Wednesday, May 18, 2011

NLRB: Nationalism Leaves the Republic Behind

Wilma Liebman was appointed chairman of the NLRB by President Obama soon after his inauguration. It is clear why: her entire career has been as attorney to unions and the NLRB. Until Obama, she was in the minority (as a Democrat) in fighting for union employee rights. So she was a perfect match for him. And he has since appointed other members to stack the board in his favor.

Given his ideology and pro-union bias, it should be no surprise that his NLRB would attempt to prevent Boeing from opening a plant in a right-to-work state; or that it now wants to greatly strengthen union power over employers and their investment/management decisions.

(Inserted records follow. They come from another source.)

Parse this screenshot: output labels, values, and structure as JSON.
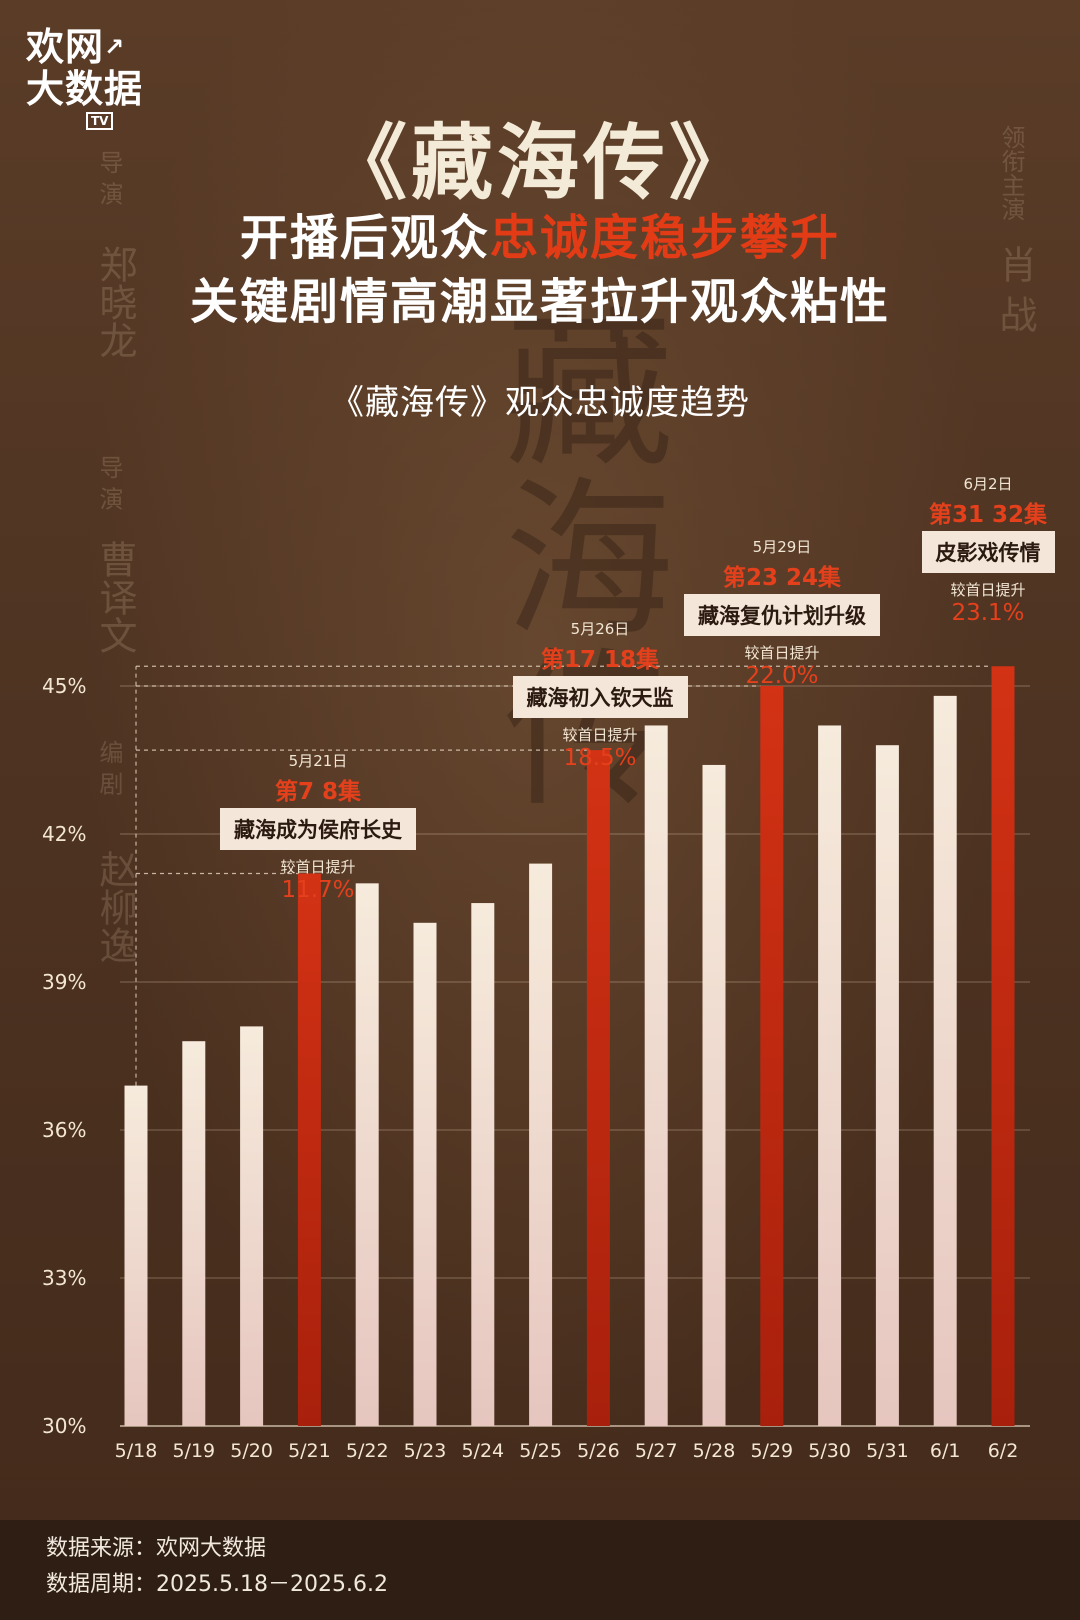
{
  "brand": {
    "line1": "欢网",
    "line2": "大数据",
    "tv": "TV"
  },
  "credits": {
    "director1_role": "导 演",
    "director1_name": "郑晓龙",
    "director2_role": "导 演",
    "director2_name": "曹译文",
    "writer_role": "编 剧",
    "writer_name": "赵柳逸",
    "lead_role": "领衔主演",
    "lead_name": "肖 战",
    "watermark": "藏海传"
  },
  "header": {
    "title": "《藏海传》",
    "subtitle1_pre": "开播后观众",
    "subtitle1_highlight": "忠诚度稳步攀升",
    "subtitle2": "关键剧情高潮显著拉升观众粘性"
  },
  "chart_data": {
    "type": "bar",
    "title": "《藏海传》观众忠诚度趋势",
    "categories": [
      "5/18",
      "5/19",
      "5/20",
      "5/21",
      "5/22",
      "5/23",
      "5/24",
      "5/25",
      "5/26",
      "5/27",
      "5/28",
      "5/29",
      "5/30",
      "5/31",
      "6/1",
      "6/2"
    ],
    "values": [
      36.9,
      37.8,
      38.1,
      41.2,
      41.0,
      40.2,
      40.6,
      41.4,
      43.7,
      44.2,
      43.4,
      45.0,
      44.2,
      43.8,
      44.8,
      45.4
    ],
    "highlighted": [
      false,
      false,
      false,
      true,
      false,
      false,
      false,
      false,
      true,
      false,
      false,
      true,
      false,
      false,
      false,
      true
    ],
    "ylim": [
      30,
      45.5
    ],
    "yticks": [
      "30%",
      "33%",
      "36%",
      "39%",
      "42%",
      "45%"
    ],
    "ytick_values": [
      30,
      33,
      36,
      39,
      42,
      45
    ],
    "colors": {
      "normal": "#f3e6d6",
      "highlight": "#c42a10",
      "accent_text": "#e4401c"
    },
    "annotations": [
      {
        "index": 3,
        "date": "5月21日",
        "episode": "第7 8集",
        "event": "藏海成为侯府长史",
        "compare": "较首日提升",
        "pct": "11.7%"
      },
      {
        "index": 8,
        "date": "5月26日",
        "episode": "第17 18集",
        "event": "藏海初入钦天监",
        "compare": "较首日提升",
        "pct": "18.5%"
      },
      {
        "index": 11,
        "date": "5月29日",
        "episode": "第23 24集",
        "event": "藏海复仇计划升级",
        "compare": "较首日提升",
        "pct": "22.0%"
      },
      {
        "index": 15,
        "date": "6月2日",
        "episode": "第31 32集",
        "event": "皮影戏传情",
        "compare": "较首日提升",
        "pct": "23.1%"
      }
    ]
  },
  "footer": {
    "source": "数据来源：欢网大数据",
    "period": "数据周期：2025.5.18－2025.6.2"
  }
}
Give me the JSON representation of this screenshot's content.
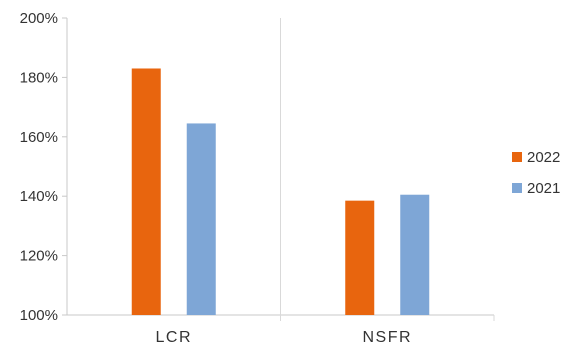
{
  "chart_data": {
    "type": "bar",
    "categories": [
      "LCR",
      "NSFR"
    ],
    "series": [
      {
        "name": "2022",
        "values": [
          183,
          138.5
        ],
        "color": "#e8650e"
      },
      {
        "name": "2021",
        "values": [
          164.5,
          140.5
        ],
        "color": "#7ea6d6"
      }
    ],
    "ylim": [
      100,
      200
    ],
    "yticks": [
      "100%",
      "120%",
      "140%",
      "160%",
      "180%",
      "200%"
    ],
    "ytick_values": [
      100,
      120,
      140,
      160,
      180,
      200
    ],
    "grid": false,
    "legend_position": "right"
  },
  "colors": {
    "axis": "#c8c8c8",
    "separator": "#d9d9d9",
    "text": "#333333"
  }
}
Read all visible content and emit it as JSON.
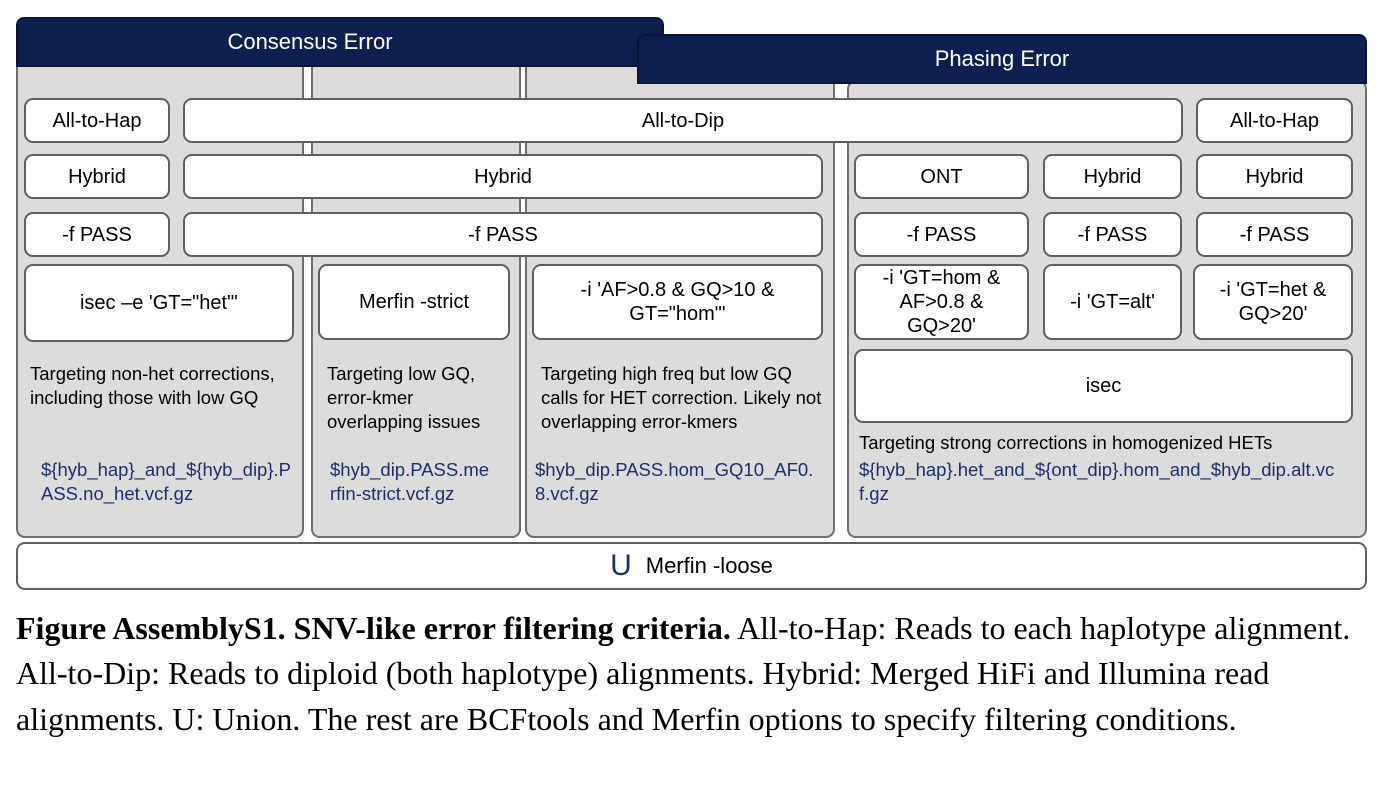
{
  "headers": {
    "consensus": "Consensus Error",
    "phasing": "Phasing Error"
  },
  "row1": {
    "a": "All-to-Hap",
    "b": "All-to-Dip",
    "c": "All-to-Hap"
  },
  "row2": {
    "a": "Hybrid",
    "b": "Hybrid",
    "c": "ONT",
    "d": "Hybrid",
    "e": "Hybrid"
  },
  "row3": {
    "a": "-f PASS",
    "b": "-f PASS",
    "c": "-f PASS",
    "d": "-f PASS",
    "e": "-f PASS"
  },
  "row4": {
    "a": "isec –e 'GT=\"het\"'",
    "b": "Merfin -strict",
    "c": "-i 'AF>0.8 & GQ>10 & GT=\"hom\"'",
    "d": "-i 'GT=hom & AF>0.8 & GQ>20'",
    "e": "-i 'GT=alt'",
    "f": "-i 'GT=het & GQ>20'"
  },
  "isec": "isec",
  "descriptions": {
    "c1": "Targeting non-het corrections, including those with low GQ",
    "c2": "Targeting low GQ, error-kmer overlapping issues",
    "c3": "Targeting high freq but low GQ calls for HET correction. Likely not overlapping error-kmers",
    "c4": "Targeting strong corrections in homogenized HETs"
  },
  "files": {
    "c1": "${hyb_hap}_and_${hyb_dip}.PASS.no_het.vcf.gz",
    "c2": "$hyb_dip.PASS.merfin-strict.vcf.gz",
    "c3": "$hyb_dip.PASS.hom_GQ10_AF0.8.vcf.gz",
    "c4": "${hyb_hap}.het_and_${ont_dip}.hom_and_$hyb_dip.alt.vcf.gz"
  },
  "union": {
    "symbol": "U",
    "label": "Merfin -loose"
  },
  "caption": {
    "bold": "Figure AssemblyS1. SNV-like error filtering criteria.",
    "text": " All-to-Hap: Reads to each haplotype alignment. All-to-Dip: Reads to diploid (both haplotype) alignments. Hybrid: Merged HiFi and Illumina read alignments. U: Union. The rest are BCFtools and Merfin options to specify filtering conditions."
  },
  "colors": {
    "header_bg": "#0d1f4f",
    "column_bg": "#dcdcdc",
    "file_text": "#1c2f6b"
  }
}
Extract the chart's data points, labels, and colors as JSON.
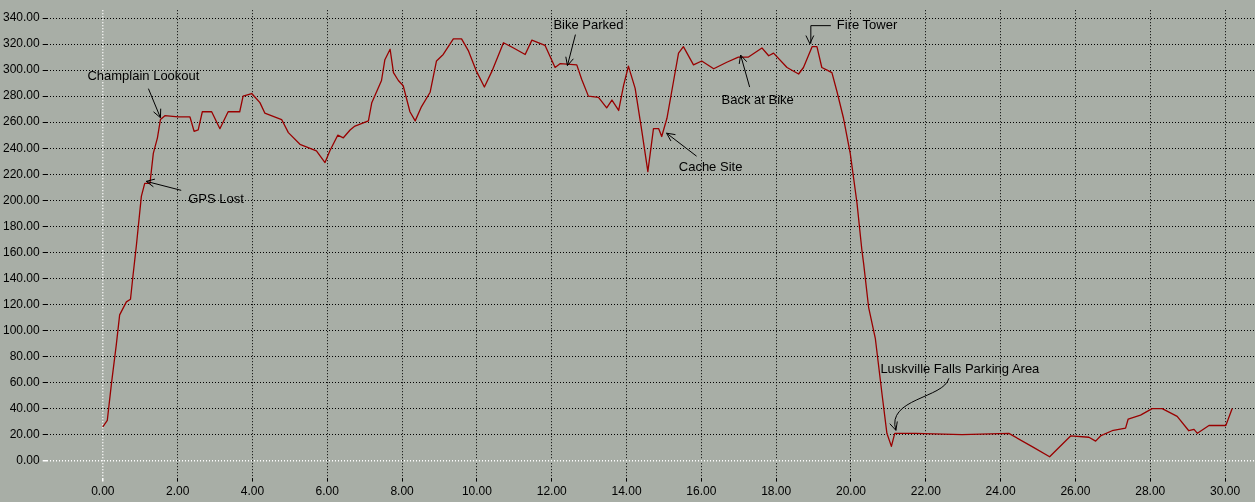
{
  "chart_data": {
    "type": "line",
    "grid": true,
    "legend": false,
    "marker": "none",
    "line_style": "solid",
    "xlim": [
      -1.5,
      30.8
    ],
    "ylim": [
      -13,
      346
    ],
    "xticks": [
      {
        "value": 0,
        "label": "0.00"
      },
      {
        "value": 2,
        "label": "2.00"
      },
      {
        "value": 4,
        "label": "4.00"
      },
      {
        "value": 6,
        "label": "6.00"
      },
      {
        "value": 8,
        "label": "8.00"
      },
      {
        "value": 10,
        "label": "10.00"
      },
      {
        "value": 12,
        "label": "12.00"
      },
      {
        "value": 14,
        "label": "14.00"
      },
      {
        "value": 16,
        "label": "16.00"
      },
      {
        "value": 18,
        "label": "18.00"
      },
      {
        "value": 20,
        "label": "20.00"
      },
      {
        "value": 22,
        "label": "22.00"
      },
      {
        "value": 24,
        "label": "24.00"
      },
      {
        "value": 26,
        "label": "26.00"
      },
      {
        "value": 28,
        "label": "28.00"
      },
      {
        "value": 30,
        "label": "30.00"
      }
    ],
    "yticks": [
      {
        "value": 0,
        "label": "0.00"
      },
      {
        "value": 20,
        "label": "20.00"
      },
      {
        "value": 40,
        "label": "40.00"
      },
      {
        "value": 60,
        "label": "60.00"
      },
      {
        "value": 80,
        "label": "80.00"
      },
      {
        "value": 100,
        "label": "100.00"
      },
      {
        "value": 120,
        "label": "120.00"
      },
      {
        "value": 140,
        "label": "140.00"
      },
      {
        "value": 160,
        "label": "160.00"
      },
      {
        "value": 180,
        "label": "180.00"
      },
      {
        "value": 200,
        "label": "200.00"
      },
      {
        "value": 220,
        "label": "220.00"
      },
      {
        "value": 240,
        "label": "240.00"
      },
      {
        "value": 260,
        "label": "260.00"
      },
      {
        "value": 280,
        "label": "280.00"
      },
      {
        "value": 300,
        "label": "300.00"
      },
      {
        "value": 320,
        "label": "320.00"
      },
      {
        "value": 340,
        "label": "340.00"
      }
    ],
    "series": [
      {
        "color": "#990000",
        "x": [
          0,
          0.12,
          0.23,
          0.36,
          0.45,
          0.63,
          0.74,
          0.81,
          0.9,
          1.03,
          1.12,
          1.26,
          1.35,
          1.46,
          1.54,
          1.66,
          2.01,
          2.33,
          2.44,
          2.55,
          2.66,
          2.91,
          3.13,
          3.35,
          3.66,
          3.75,
          3.98,
          4.2,
          4.33,
          4.78,
          4.96,
          5.27,
          5.71,
          5.94,
          6.07,
          6.28,
          6.43,
          6.61,
          6.74,
          7.1,
          7.19,
          7.45,
          7.54,
          7.68,
          7.77,
          7.9,
          8.03,
          8.21,
          8.35,
          8.52,
          8.75,
          8.92,
          9.1,
          9.37,
          9.59,
          9.77,
          9.99,
          10.2,
          10.4,
          10.71,
          10.98,
          11.29,
          11.47,
          11.82,
          12.09,
          12.23,
          12.67,
          12.8,
          12.98,
          13.25,
          13.47,
          13.61,
          13.79,
          13.92,
          14.05,
          14.23,
          14.41,
          14.57,
          14.72,
          14.86,
          14.94,
          15.08,
          15.26,
          15.39,
          15.52,
          15.79,
          16.01,
          16.33,
          16.68,
          16.99,
          17.26,
          17.62,
          17.8,
          17.93,
          18.29,
          18.6,
          18.73,
          18.96,
          19.09,
          19.22,
          19.36,
          19.49,
          19.63,
          19.8,
          19.98,
          20.16,
          20.29,
          20.34,
          20.47,
          20.65,
          20.83,
          20.96,
          21.08,
          21.17,
          21.72,
          22.97,
          24.22,
          24.89,
          25.31,
          25.87,
          26.36,
          26.54,
          26.67,
          26.98,
          27.34,
          27.41,
          27.74,
          28.05,
          28.32,
          28.72,
          29.03,
          29.17,
          29.26,
          29.57,
          30.02,
          30.19
        ],
        "values": [
          26,
          31,
          59,
          89,
          112,
          122,
          124,
          143,
          166,
          203,
          213,
          213,
          236,
          248,
          262,
          265,
          264,
          264,
          253,
          254,
          268,
          268,
          255,
          268,
          268,
          280,
          282,
          275,
          267,
          262,
          252,
          243,
          238,
          229,
          238,
          250,
          248,
          254,
          257,
          261,
          275,
          292,
          308,
          316,
          298,
          292,
          288,
          268,
          261,
          272,
          283,
          307,
          312,
          324,
          324,
          315,
          299,
          287,
          299,
          321,
          317,
          312,
          323,
          319,
          302,
          305,
          304,
          293,
          280,
          279,
          271,
          277,
          269,
          288,
          303,
          286,
          253,
          222,
          255,
          255,
          249,
          263,
          292,
          313,
          318,
          304,
          307,
          301,
          306,
          310,
          310,
          317,
          311,
          313,
          302,
          297,
          302,
          318,
          318,
          302,
          300,
          298,
          283,
          263,
          236,
          198,
          162,
          151,
          118,
          94,
          51,
          21,
          11,
          21,
          21,
          20,
          21,
          10,
          3,
          19,
          18,
          15,
          19,
          23,
          25,
          32,
          35,
          40,
          40,
          34,
          23,
          24,
          21,
          27,
          27,
          40
        ]
      }
    ],
    "annotations": [
      {
        "text": "Champlain Lookout",
        "x": 1.54,
        "y": 265
      },
      {
        "text": "GPS Lost",
        "x": 1.16,
        "y": 213
      },
      {
        "text": "Bike Parked",
        "x": 12.42,
        "y": 305
      },
      {
        "text": "Cache Site",
        "x": 15.07,
        "y": 250
      },
      {
        "text": "Back at Bike",
        "x": 17.05,
        "y": 310
      },
      {
        "text": "Fire Tower",
        "x": 18.9,
        "y": 318
      },
      {
        "text": "Luskville Falls Parking Area",
        "x": 21.2,
        "y": 21
      }
    ]
  }
}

It should bother everyone that government can interfere with rational business practices. What can possibly justify preventing a business from relocating to reduce labor costs? Or to force it to provide economic justifications for relocation decisions in order to allow unions to bargain over it or even to lose the right to make such decisions?

The board believes that it has the right to force employers to make unions an “equal partner in the running of the business enterprise.” It wants unions to benefit over a business’ owners, shareholders and other employees. But it is creating “rights” that do not exist. Only individuals have rights and our constitution was designed to protect them from government. This is a power grab that represents an abomination of the concept of rights.

Without property rights, no other rights are possible. A business owner’s property in this country must be recognized as his to manage in any legal manner he desires. He should not have to answer to anyone with regard to business location, employees hired or wages paid. While our system has not been truly free for a long time and such rights are constantly abused, we must protect our constitutional Republic and stop the trend toward statism/fascism where government promotes nationalism (over the individual) and controls the use of private property. Start here by pushing back on the NLRB and unions to protect true individual rights.